- Associated Press - Thursday, August 20, 2015

LANSING, Mich. (AP) - The State Bar of Michigan has decided to discontinue its short story contest after an entry it later found to be “embedded with racist cues and symbolism” won an honorable mention award.

On Wednesday, the Bar issued an apology and withdrew the award for the story, “Post-Conviction Relief” by Kyle Bristow, which centers around a fictional Michigan attorney whose daughter is murdered by a gangbanger.

“We cannot apologize enough,” State Bar President Thomas C. Rombach said in the statement. “The short story contest has been popular with many members. But if this result could occur even with the high caliber of the judges who conferred the award, the contest should be discontinued.”

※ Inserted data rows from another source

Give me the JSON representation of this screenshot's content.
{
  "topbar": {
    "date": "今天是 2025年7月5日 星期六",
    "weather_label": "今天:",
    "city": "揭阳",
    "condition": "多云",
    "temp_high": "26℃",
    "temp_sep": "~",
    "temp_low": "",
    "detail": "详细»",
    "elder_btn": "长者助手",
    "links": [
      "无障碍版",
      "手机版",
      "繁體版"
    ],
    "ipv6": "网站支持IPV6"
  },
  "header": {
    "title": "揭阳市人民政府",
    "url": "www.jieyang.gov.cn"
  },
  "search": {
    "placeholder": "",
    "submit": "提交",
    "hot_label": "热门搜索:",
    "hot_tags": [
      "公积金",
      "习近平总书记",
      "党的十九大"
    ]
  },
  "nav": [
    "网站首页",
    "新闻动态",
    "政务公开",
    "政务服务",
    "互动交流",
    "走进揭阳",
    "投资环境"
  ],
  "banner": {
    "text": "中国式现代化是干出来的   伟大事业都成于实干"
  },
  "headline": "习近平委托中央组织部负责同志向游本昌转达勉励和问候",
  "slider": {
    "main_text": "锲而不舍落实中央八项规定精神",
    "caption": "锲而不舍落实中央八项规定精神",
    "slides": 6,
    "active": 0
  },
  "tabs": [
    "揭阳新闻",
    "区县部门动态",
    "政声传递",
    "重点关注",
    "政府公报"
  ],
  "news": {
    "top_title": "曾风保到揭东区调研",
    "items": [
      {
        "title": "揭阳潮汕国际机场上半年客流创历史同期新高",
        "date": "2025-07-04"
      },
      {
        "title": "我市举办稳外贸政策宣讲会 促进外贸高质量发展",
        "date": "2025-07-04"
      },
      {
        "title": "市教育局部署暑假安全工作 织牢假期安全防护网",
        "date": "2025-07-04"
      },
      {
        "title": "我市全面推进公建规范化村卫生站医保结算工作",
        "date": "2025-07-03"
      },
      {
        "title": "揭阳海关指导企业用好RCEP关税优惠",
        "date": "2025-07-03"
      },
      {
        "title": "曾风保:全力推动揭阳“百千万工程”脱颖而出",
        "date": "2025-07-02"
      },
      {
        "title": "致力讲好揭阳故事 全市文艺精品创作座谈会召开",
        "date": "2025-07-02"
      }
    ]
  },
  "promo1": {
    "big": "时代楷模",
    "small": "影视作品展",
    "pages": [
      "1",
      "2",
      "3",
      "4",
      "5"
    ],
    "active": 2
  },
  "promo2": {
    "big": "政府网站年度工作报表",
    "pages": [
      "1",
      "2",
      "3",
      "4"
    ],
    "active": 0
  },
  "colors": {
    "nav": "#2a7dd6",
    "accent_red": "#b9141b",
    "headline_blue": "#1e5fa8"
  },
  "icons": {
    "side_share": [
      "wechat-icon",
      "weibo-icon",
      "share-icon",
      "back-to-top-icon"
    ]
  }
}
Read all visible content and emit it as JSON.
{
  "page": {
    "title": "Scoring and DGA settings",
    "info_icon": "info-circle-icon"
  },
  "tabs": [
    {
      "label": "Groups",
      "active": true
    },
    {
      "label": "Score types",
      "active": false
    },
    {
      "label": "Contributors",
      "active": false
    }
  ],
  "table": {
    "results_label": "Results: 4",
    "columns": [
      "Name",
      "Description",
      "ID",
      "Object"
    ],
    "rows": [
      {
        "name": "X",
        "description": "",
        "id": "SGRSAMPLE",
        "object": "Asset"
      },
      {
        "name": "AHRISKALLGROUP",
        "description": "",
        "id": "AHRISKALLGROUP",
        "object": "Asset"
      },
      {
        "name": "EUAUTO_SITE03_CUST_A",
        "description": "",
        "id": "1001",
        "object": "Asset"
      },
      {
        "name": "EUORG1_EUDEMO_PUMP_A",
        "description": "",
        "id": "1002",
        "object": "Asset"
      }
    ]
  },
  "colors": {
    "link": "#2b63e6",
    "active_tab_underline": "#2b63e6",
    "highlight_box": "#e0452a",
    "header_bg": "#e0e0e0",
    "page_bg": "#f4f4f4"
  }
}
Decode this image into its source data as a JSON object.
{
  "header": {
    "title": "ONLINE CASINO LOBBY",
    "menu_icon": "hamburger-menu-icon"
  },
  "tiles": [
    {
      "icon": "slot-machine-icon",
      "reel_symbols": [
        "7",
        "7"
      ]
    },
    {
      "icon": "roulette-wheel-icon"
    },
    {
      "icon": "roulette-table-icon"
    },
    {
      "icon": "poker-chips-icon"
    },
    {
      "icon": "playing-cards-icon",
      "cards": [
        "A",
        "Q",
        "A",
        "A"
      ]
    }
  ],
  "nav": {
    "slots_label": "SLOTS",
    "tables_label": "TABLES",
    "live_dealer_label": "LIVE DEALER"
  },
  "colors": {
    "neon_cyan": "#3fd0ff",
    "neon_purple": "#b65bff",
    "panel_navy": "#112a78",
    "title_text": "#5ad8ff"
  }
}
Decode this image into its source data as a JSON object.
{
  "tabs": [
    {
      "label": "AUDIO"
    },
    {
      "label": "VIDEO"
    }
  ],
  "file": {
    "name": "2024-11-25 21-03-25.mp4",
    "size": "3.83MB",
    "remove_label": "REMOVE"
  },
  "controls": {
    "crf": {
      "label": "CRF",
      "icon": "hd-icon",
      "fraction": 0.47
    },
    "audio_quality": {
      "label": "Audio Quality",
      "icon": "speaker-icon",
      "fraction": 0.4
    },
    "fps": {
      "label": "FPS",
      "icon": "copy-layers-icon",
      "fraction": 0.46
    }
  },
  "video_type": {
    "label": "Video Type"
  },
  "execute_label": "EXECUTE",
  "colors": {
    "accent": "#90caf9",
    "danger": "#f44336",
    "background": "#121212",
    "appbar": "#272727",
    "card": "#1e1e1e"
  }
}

The contest was held every other year for the past eight years. It was open to Bar members and entries were judged by other members chosen by its Publication and Website Advisory Committee.

Last Friday, the Bar received two complaints about Bristow’s short story, prompting internal discussions among the administration and general counsel, according to an email from Rombach to commissioners. The Publication and Website Advisory Committee voted unanimously on Tuesday to withdraw the award and make a public apology.

“We deeply regret our failure to recognize the underlying symbolism in this story,” said Francine Cullari, chairwoman of the committee. “The panel of five judges approached each contest entry as an imaginative work of fiction, rather than a potential ideological manifesto.”

Bristow is the author of the book “White Apocalypse” and former head of the Young Americans for Freedom at Michigan State University. He told the Lansing State Journal (https://on.lsj.com/1hOv1Eo ) that his story is “simply about a criminal defense attorney who becomes fed up with the legal system.”

“If the State Bar officials are now getting their panties in a bunch over a mere fictional story, then I submit that it is probably a good idea that they canceled the (biennial) contest so that they are not triggered in the future by politically incorrect thought-crimes,” he said.

Bristow currently works as an attorney in Clinton Township.